Voters give too much weight to gas prices in presidential elections

Sam Chapman

Illustration: Katie Berfield

In March, ABC News and The Washington Post conducted a poll in which 62 percent of responders said they disapproved of President Obama’s handling of rising gas prices. There is a growing fear that members of that fraction will take their discontent to the voting booth, a fear signified by the fact that his opponents have chosen that issue as their attack of choice in battleground states (according to Now, discontentment at gas pumps isn’t necessarily a reason to believe Obama will be voted out of office, but when a trend has the president scrambling to make speeches and his enemies scrambling to attack them, it’s going to worry some people––myself included.

This would result in a presidential election gone drastically awry. It is not wrong to vote based on gas prices, but it is very wrong to vote based entirely on gas prices.

People get angry about the cost of a gallon, and it’s easy to see why: Unless we’re unemployed, in the military or directly threatened by rising sea levels, few other issues have the same power to batter down our doors. Gas goes up to $3 per gallon, so we trade our car in for one that gets 30 mpg; gas thanks us by going up to $4 per gallon. It can, at times, seem like a Sisyphean grind.

That said, choosing who to back for president based on this will work against one over time. First of all, numbers can be misleading. George W. Bush benefited from a fortuitous drop in oil prices right before he took office; Barack Obama suffered from a fluctuation in the opposite direction. It’s less a matter of policy than of timing––and while it would be nice to know which candidate was a luckier person, it’s something we can’t determine.

Second, wrestling with the oil market is barely within the president’s control. A column on the website Consumer Energy Report details how the price we pay for oil is dependent not on our domestic production, but on competition with the developing world: The higher the demand in China and India, the more we have to pay to compete. The most industry-friendly decisions Obama could make––with which I disagree––would have little effect until years had passed.

Yet, as I said above, I don’t think that voting based on gasoline policy is a mistake on its own. A president who promises to work for fuel efficiency, and against Big Oil, will have a positive impact on the world, even if they can’t control gas prices. More than that, though, they will have the people’s best interests at heart. There’s no better reason to vote for a candidate.

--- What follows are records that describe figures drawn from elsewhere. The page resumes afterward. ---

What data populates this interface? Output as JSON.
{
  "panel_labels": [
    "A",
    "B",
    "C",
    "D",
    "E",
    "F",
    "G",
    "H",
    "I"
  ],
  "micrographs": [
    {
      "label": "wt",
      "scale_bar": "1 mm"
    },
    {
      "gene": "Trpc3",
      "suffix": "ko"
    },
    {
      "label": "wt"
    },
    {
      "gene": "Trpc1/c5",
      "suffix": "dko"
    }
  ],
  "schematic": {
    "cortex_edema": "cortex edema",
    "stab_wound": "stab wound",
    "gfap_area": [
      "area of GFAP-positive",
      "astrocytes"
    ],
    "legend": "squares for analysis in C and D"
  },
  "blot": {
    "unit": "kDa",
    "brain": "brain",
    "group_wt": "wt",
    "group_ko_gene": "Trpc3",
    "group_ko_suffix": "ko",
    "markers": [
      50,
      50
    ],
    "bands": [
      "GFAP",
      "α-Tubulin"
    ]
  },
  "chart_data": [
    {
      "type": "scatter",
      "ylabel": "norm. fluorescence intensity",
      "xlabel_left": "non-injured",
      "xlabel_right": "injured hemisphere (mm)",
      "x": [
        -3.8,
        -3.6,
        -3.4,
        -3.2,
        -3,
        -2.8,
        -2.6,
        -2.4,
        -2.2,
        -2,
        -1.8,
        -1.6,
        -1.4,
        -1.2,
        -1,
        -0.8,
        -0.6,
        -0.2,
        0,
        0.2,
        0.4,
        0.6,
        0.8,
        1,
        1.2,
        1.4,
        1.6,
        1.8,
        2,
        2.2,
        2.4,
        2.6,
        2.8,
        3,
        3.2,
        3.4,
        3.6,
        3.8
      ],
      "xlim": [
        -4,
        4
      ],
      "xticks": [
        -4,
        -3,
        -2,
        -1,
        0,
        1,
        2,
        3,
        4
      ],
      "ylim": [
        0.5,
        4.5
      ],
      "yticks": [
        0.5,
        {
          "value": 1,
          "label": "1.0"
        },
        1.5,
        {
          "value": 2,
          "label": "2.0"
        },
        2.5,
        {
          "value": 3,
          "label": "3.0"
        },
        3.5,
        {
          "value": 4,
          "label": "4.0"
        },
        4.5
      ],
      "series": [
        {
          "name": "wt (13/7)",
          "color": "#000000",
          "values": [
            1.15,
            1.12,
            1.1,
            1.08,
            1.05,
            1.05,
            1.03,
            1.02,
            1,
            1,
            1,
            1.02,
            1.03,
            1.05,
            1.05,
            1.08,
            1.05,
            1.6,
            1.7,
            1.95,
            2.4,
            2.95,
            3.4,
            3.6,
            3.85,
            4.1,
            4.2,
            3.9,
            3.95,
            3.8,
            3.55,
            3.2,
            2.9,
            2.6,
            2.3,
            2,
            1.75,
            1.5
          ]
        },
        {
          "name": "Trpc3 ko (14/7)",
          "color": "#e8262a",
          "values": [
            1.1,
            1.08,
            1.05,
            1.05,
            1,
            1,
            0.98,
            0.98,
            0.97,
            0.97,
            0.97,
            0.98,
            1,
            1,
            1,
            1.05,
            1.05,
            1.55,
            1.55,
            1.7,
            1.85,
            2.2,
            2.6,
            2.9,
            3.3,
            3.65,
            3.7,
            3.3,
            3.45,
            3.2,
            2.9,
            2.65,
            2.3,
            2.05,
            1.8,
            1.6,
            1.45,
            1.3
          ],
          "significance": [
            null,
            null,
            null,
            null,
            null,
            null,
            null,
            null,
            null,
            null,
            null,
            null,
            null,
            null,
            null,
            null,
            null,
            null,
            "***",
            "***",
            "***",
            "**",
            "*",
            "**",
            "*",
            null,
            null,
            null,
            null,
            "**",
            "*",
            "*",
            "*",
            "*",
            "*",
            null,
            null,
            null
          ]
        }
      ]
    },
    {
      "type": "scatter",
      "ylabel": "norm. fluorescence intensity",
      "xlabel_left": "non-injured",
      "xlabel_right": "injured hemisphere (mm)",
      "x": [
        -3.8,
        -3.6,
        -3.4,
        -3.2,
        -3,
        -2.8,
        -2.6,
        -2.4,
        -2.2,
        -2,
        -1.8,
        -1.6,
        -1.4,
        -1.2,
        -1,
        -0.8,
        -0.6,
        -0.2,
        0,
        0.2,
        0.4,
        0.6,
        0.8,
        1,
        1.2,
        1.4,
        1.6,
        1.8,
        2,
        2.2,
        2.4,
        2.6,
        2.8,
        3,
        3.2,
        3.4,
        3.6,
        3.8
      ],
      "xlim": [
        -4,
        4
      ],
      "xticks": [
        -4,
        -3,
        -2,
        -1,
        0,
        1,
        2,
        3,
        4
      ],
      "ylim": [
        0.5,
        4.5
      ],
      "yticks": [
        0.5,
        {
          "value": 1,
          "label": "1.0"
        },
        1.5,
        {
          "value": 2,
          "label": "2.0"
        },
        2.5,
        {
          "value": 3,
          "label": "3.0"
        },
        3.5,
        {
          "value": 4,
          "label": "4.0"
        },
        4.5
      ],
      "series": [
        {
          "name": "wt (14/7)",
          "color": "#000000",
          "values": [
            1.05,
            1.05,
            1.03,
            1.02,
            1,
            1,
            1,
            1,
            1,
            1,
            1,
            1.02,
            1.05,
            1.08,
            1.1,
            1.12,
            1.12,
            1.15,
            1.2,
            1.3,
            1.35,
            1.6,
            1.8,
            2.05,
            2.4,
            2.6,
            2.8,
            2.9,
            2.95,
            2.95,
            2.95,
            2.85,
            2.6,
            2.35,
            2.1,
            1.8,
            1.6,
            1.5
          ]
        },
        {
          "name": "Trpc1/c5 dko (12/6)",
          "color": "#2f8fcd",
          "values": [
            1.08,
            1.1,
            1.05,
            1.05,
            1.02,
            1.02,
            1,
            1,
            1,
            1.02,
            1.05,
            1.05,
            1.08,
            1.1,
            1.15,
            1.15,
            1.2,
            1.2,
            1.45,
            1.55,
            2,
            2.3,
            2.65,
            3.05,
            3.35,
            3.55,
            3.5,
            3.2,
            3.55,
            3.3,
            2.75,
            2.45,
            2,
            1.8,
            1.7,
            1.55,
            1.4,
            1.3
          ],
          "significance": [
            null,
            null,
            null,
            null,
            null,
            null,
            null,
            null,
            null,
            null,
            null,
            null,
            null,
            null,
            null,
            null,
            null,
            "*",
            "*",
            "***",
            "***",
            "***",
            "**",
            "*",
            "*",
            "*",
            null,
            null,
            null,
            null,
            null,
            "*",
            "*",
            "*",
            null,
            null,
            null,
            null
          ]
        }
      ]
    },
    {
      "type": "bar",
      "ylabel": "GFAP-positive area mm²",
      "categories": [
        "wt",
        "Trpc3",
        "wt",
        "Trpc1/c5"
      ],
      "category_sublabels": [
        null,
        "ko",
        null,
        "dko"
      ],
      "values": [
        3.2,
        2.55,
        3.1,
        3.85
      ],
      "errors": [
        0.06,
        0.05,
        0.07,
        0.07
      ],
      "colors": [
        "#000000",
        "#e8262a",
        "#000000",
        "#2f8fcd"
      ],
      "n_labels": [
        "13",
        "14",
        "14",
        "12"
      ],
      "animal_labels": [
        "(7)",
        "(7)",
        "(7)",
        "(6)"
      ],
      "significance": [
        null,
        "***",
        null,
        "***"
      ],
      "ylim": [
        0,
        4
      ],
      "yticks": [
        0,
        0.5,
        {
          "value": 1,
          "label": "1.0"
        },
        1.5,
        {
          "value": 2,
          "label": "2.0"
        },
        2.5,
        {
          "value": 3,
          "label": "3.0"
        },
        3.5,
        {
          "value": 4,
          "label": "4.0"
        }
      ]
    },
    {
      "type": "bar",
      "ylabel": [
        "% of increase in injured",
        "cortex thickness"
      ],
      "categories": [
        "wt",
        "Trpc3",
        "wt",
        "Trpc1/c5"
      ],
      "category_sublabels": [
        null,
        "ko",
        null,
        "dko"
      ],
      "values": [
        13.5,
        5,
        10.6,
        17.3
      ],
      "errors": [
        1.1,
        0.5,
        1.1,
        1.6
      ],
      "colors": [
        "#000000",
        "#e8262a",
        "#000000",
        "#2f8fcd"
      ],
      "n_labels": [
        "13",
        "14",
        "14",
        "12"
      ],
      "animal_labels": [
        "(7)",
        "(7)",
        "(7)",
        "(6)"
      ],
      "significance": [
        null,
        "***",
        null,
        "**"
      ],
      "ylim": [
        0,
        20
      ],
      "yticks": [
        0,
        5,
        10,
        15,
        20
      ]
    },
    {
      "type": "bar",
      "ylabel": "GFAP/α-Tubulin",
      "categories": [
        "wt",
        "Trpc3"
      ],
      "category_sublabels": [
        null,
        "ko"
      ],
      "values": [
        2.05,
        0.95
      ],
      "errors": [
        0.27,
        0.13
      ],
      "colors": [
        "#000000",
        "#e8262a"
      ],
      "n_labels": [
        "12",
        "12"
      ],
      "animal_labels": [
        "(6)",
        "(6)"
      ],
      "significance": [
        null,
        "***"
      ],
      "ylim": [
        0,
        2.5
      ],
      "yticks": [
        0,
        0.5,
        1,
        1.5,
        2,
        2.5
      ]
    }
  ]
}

It’s a valid perspective, and one that I espouse myself: Each American has only one vote, and no obligation to use it for the sake of anybody but themselves. If an issue is not on our doorstep, it need not inform our decision. However, the range of issues on each of our doorsteps is larger than we may think. It includes the issues that have the potential to affect us in the future, even if they may not now: health care, because we won’t always be strong; welfare, because we won’t always be employed; even social issues like abortion and marriage rights, because someday many of us will have daughters and sons.

When you cast your vote, it’s acceptable to be selfish, and it’s perfectly acceptable to keep it in mind if you’re hurting at the pump––just as long as you take a sensible and far-sighted view. A good gas policy can hint at a good politician, but it is only one part of your life, and it is far from adequate proof.